Hier überzeugt der Film mit seiner Nüchternheit. «Past Lives» zeigt das Leben als Reihe von Entscheidungen und Zufällen. Kein Schicksal, keine Vorbestimmung: Es waren Noras Eltern, die die enge Beziehung beider Kinder abrupt beendet haben. 24 Jahre später stehen sich zwei komplett andere Menschen gegenüber. Eine andere Kultur und ein anderes Umfeld haben ihre Spuren hinterlassen.
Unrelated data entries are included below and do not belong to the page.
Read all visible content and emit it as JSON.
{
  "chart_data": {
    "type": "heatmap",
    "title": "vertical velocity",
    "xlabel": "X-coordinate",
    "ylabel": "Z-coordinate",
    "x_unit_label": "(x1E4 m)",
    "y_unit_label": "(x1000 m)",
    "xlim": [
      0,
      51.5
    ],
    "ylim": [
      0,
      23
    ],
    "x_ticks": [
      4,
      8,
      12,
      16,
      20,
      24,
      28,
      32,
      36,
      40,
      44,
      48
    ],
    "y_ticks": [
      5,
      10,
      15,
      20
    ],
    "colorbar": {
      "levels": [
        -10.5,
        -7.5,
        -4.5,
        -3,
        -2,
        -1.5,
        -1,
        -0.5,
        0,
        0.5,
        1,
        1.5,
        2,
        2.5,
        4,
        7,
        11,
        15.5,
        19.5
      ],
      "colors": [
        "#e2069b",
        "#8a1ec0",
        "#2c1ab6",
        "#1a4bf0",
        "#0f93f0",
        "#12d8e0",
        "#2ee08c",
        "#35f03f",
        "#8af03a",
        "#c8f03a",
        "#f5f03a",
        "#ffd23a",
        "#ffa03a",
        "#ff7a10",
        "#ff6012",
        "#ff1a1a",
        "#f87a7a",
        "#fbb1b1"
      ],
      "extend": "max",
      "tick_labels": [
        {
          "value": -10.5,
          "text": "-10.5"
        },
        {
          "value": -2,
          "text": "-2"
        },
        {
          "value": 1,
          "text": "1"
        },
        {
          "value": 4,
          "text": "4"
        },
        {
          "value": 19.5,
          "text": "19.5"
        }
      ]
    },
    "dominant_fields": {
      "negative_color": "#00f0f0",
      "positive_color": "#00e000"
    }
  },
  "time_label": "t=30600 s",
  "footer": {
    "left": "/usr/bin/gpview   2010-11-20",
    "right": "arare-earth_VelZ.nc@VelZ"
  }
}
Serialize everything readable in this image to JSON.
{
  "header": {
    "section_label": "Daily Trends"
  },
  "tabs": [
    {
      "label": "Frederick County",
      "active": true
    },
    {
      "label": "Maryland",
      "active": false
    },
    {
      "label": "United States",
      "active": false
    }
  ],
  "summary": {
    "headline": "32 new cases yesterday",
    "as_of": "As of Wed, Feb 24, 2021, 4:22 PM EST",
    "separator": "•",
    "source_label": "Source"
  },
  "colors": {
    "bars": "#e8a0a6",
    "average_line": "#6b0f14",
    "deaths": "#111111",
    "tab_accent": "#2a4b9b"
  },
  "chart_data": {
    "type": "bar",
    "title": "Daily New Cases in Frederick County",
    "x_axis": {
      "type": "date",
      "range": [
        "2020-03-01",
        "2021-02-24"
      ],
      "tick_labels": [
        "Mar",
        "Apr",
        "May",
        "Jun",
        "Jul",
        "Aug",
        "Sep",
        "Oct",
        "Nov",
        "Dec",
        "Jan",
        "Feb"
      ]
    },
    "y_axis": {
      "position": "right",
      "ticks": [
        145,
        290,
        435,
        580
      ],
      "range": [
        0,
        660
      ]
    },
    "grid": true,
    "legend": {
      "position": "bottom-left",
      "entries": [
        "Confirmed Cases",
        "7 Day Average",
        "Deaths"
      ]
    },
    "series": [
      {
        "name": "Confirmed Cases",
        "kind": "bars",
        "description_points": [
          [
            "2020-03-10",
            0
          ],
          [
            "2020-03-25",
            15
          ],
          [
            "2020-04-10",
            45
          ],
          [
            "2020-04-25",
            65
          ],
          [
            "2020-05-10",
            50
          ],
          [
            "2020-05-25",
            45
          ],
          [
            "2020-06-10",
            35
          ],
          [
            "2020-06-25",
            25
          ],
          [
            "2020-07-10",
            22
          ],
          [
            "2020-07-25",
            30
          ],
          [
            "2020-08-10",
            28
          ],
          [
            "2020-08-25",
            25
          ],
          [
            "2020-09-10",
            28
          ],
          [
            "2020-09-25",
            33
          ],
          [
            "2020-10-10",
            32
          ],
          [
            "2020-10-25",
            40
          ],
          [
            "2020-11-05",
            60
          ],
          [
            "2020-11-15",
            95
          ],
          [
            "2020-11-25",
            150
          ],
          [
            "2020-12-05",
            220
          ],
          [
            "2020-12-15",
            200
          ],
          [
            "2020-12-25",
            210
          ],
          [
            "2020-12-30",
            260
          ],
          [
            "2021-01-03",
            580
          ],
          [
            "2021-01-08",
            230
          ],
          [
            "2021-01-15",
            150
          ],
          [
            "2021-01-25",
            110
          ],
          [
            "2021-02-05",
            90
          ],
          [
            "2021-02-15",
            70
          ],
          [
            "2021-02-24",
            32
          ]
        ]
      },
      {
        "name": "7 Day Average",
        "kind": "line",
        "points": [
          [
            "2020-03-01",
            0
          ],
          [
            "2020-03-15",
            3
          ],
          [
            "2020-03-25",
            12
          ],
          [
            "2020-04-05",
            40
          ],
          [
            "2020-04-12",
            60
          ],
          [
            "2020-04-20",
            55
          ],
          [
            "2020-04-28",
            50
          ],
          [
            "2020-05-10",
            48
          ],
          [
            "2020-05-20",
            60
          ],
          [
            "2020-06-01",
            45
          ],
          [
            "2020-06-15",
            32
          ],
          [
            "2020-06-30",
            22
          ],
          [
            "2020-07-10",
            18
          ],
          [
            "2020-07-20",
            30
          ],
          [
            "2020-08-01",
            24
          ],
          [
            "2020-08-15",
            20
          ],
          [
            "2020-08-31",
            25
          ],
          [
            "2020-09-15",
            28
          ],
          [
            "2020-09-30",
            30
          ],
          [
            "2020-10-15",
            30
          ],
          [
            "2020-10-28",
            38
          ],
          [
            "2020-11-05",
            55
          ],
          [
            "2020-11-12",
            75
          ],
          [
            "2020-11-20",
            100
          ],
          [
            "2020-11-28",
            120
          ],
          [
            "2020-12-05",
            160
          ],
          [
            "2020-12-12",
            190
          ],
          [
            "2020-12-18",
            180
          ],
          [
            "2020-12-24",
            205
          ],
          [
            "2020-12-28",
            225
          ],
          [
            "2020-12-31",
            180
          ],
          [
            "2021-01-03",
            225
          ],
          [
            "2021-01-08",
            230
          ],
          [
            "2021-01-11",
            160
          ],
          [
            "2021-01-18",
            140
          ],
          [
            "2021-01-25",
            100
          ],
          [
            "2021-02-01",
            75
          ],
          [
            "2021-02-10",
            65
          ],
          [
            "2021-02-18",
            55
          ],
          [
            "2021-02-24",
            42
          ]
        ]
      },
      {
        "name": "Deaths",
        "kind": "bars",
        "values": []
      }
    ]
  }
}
Die Was-wäre-wenn-Frage beantwortet Autorin Song darum schlussendlich nicht. Es wäre vergebene Liebesmüh. Das Leben ist in einem Vierteljahrhundert weiter gezogen. Und doch zeigt sie, dass im Hinterkopf ein kleines Stück irrationale, kindliche Sehnsucht nach dieser früheren Beziehung geblieben ist. Das ist ehrlich. Aller Abgeklärtheit zum Trotz, ist «Past Lives» ein zutiefst menschliches Drama.
Eigentlich unglaublich, dass es sich hier um ein Regiedebüt handelt. Song führt selbstbewusst und mit einer unglaublichen Präzision Regie. Keine Einstellung wirkt unüberlegt. Und trotz höheren Kosten hat sie die Bilder statt digital analog auf 35 Millimeter gefilmt. Zu einem Film, der weit in die Vergangenheit blickt, passt das gut. Untermalt wird das Geschehen von einem warmen, minimalistischen Score von Musikern der Indieband Grizzly Bear. Ton und Bild verschaffen eine angenehme Atmosphäre, die die Geschichte sanft trägt. Auch wenn dabei ein leichter Hipster-Beigeschmack entsteht.
Song lässt den Figuren genügend Raum, um auch mal zu schweigen. Dann nehmen Blicke und Mimik die Leinwand ein. Die Filmemacherin profitiert dabei von einem unbekannten, aber herausragenden Cast. Greta Lee, Teo Yoo und John Magaro – sie haben wie Song alle einen Theater-Hintergrund – geben dem Film den emotionalen Feinschliff. Besonders wenn sie gegen Schluss zu dritt vor der Kamera stehen, entfaltet sich eine wunderbare Dynamik. Die letzten 25 Minuten von «Past Lives» sind perfekte Kinomagie. Ein Höhepunkt des Jahres.
Selbst gestandene Regisseure scheitern regelmässig darin, die Natur des Menschen mit Bildern und Worten einzufangen. Song kann das. Sie hat sich mit ihrem Debütwerk gleich in den Olymp moderner Filmemacher katapultiert. Zuletzt ist das nur Jordan Peele gelungen. Doch damit lastet auch ein enormer Druck auf der Neo-Filmemacherin. Kann sie die Punktlandung beim nächsten Anlauf wiederholen?
«Past Lives» ist als Video-on-Demand verfügbar.